La société pétitionnaire soutient que :
- le tribunal a écarté à tort sa fin de non-recevoir tirée de l'absence d'intérêt à agir des requérants de première instance à l'encontre du permis de construire qui lui a été délivré le 13 mars 2023 ;
- la voie d'accès au projet borde l'ensemble des bâtiments A, B, C et D, si bien qu'aucune méconnaissance des dispositions de l'article 1AU 6 du règlement du plan local d'urbanisme (PLU) n'est établie en l'espèce, contrairement à ce qu'ont retenu les premiers juges ;
- à supposer même une telle illégalité constituée, il appartenait aux premiers juges de prononcer un sursis à statuer sur le fondement des dispositions de l'article L. 600-5-1 du code de l'urbanisme afin de lui permettre de régulariser ce vice, et non de prononcer une annulation partielle sur le fondement de l'article L. 600-5 du même code.
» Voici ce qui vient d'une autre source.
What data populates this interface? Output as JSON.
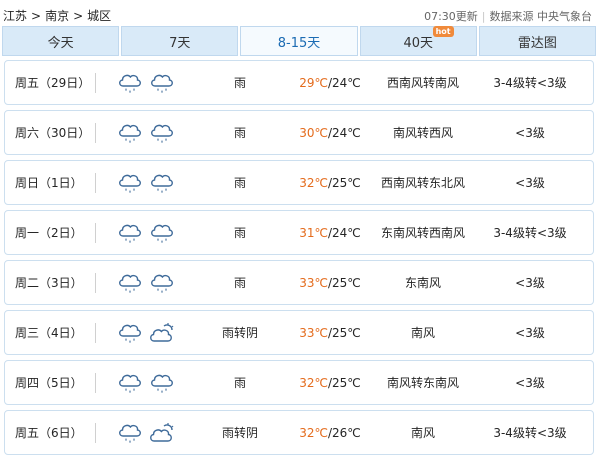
{
  "breadcrumb": [
    "江苏",
    "南京",
    "城区"
  ],
  "meta": {
    "update": "07:30更新",
    "source": "数据来源 中央气象台"
  },
  "tabs": [
    {
      "label": "今天",
      "active": false,
      "badge": ""
    },
    {
      "label": "7天",
      "active": false,
      "badge": ""
    },
    {
      "label": "8-15天",
      "active": true,
      "badge": ""
    },
    {
      "label": "40天",
      "active": false,
      "badge": "hot"
    },
    {
      "label": "雷达图",
      "active": false,
      "badge": ""
    }
  ],
  "temp_unit": "℃",
  "colors": {
    "high_temp": "#e46b1c",
    "icon_stroke": "#3f6b9a",
    "sun": "#3f6b9a"
  },
  "days": [
    {
      "day": "周五（29日）",
      "icons": [
        "rain-cloud-icon",
        "rain-cloud-icon"
      ],
      "condition": "雨",
      "high": "29",
      "low": "24",
      "wind": "西南风转南风",
      "level": "3-4级转<3级"
    },
    {
      "day": "周六（30日）",
      "icons": [
        "rain-cloud-icon",
        "rain-cloud-icon"
      ],
      "condition": "雨",
      "high": "30",
      "low": "24",
      "wind": "南风转西风",
      "level": "<3级"
    },
    {
      "day": "周日（1日）",
      "icons": [
        "rain-cloud-icon",
        "rain-cloud-icon"
      ],
      "condition": "雨",
      "high": "32",
      "low": "25",
      "wind": "西南风转东北风",
      "level": "<3级"
    },
    {
      "day": "周一（2日）",
      "icons": [
        "rain-cloud-icon",
        "rain-cloud-icon"
      ],
      "condition": "雨",
      "high": "31",
      "low": "24",
      "wind": "东南风转西南风",
      "level": "3-4级转<3级"
    },
    {
      "day": "周二（3日）",
      "icons": [
        "rain-cloud-icon",
        "rain-cloud-icon"
      ],
      "condition": "雨",
      "high": "33",
      "low": "25",
      "wind": "东南风",
      "level": "<3级"
    },
    {
      "day": "周三（4日）",
      "icons": [
        "rain-cloud-icon",
        "overcast-cloud-icon"
      ],
      "condition": "雨转阴",
      "high": "33",
      "low": "25",
      "wind": "南风",
      "level": "<3级"
    },
    {
      "day": "周四（5日）",
      "icons": [
        "rain-cloud-icon",
        "rain-cloud-icon"
      ],
      "condition": "雨",
      "high": "32",
      "low": "25",
      "wind": "南风转东南风",
      "level": "<3级"
    },
    {
      "day": "周五（6日）",
      "icons": [
        "rain-cloud-icon",
        "overcast-cloud-icon"
      ],
      "condition": "雨转阴",
      "high": "32",
      "low": "26",
      "wind": "南风",
      "level": "3-4级转<3级"
    }
  ]
}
Par une requête en appel incident, enregistrée le 10 octobre 2024, M. J... N... et Mme I... K... et M. F... L... et Madame D... E..., représentés par Me Wilinski, demandent à la cour :
1°) à titre principal :
- d'annuler le jugement du 30 mai 2024 en tant qu'il limite l'annulation de l'arrêté du 13 mars 2023 à ce qu'il autorise l'implantation des bâtiments A, B et C à une distance supérieure à 6 mètres par rapport à la voie d'accès à la parcelle à bâtir ;
- d'annuler l'arrêté du 30 mai 2024 par lequel le maire de la commune de Mons-en-Pévèle a délivré à la société Norevie un permis de construire un béguinage sur les parcelles cadastrées 411 A 1991 et 411 A 2044 ;
2°) à titre subsidiaire, de rejeter la requête d'appel de la société Norevie et de confirmer le jugement du 30 mai 2024.
Ils font valoir que :
- ils ont intérêt à agir à l'encontre de l'arrêté de permis de construire litigieux ;
- le tribunal a prononcé à tort une annulation partielle de ce permis alors que le vice qu'il avait retenu, consistant en la méconnaissance des dispositions de l'article 1AU 6 du règlement du PLU, viciait l'autorisation dans son intégralité ;
- le tribunal a écarté à tort les moyens tirés du caractère incomplet du dossier de demande de permis de construire, de l'erreur manifeste d'appréciation au regard des dispositions de l'article R. 111-2 du code de l'urbanisme et de la méconnaissance des dispositions du règlement du PLU. En ce qui concerne plus particulièrement la méconnaissance des dispositions du règlement du PLU, le tribunal a considéré à tort comme inopérants les moyens tirés de la méconnaissance des dispositions relatives à l'implantation des constructions par rapport aux limites séparatives, à l'aspect extérieur des constructions et aux clôtures.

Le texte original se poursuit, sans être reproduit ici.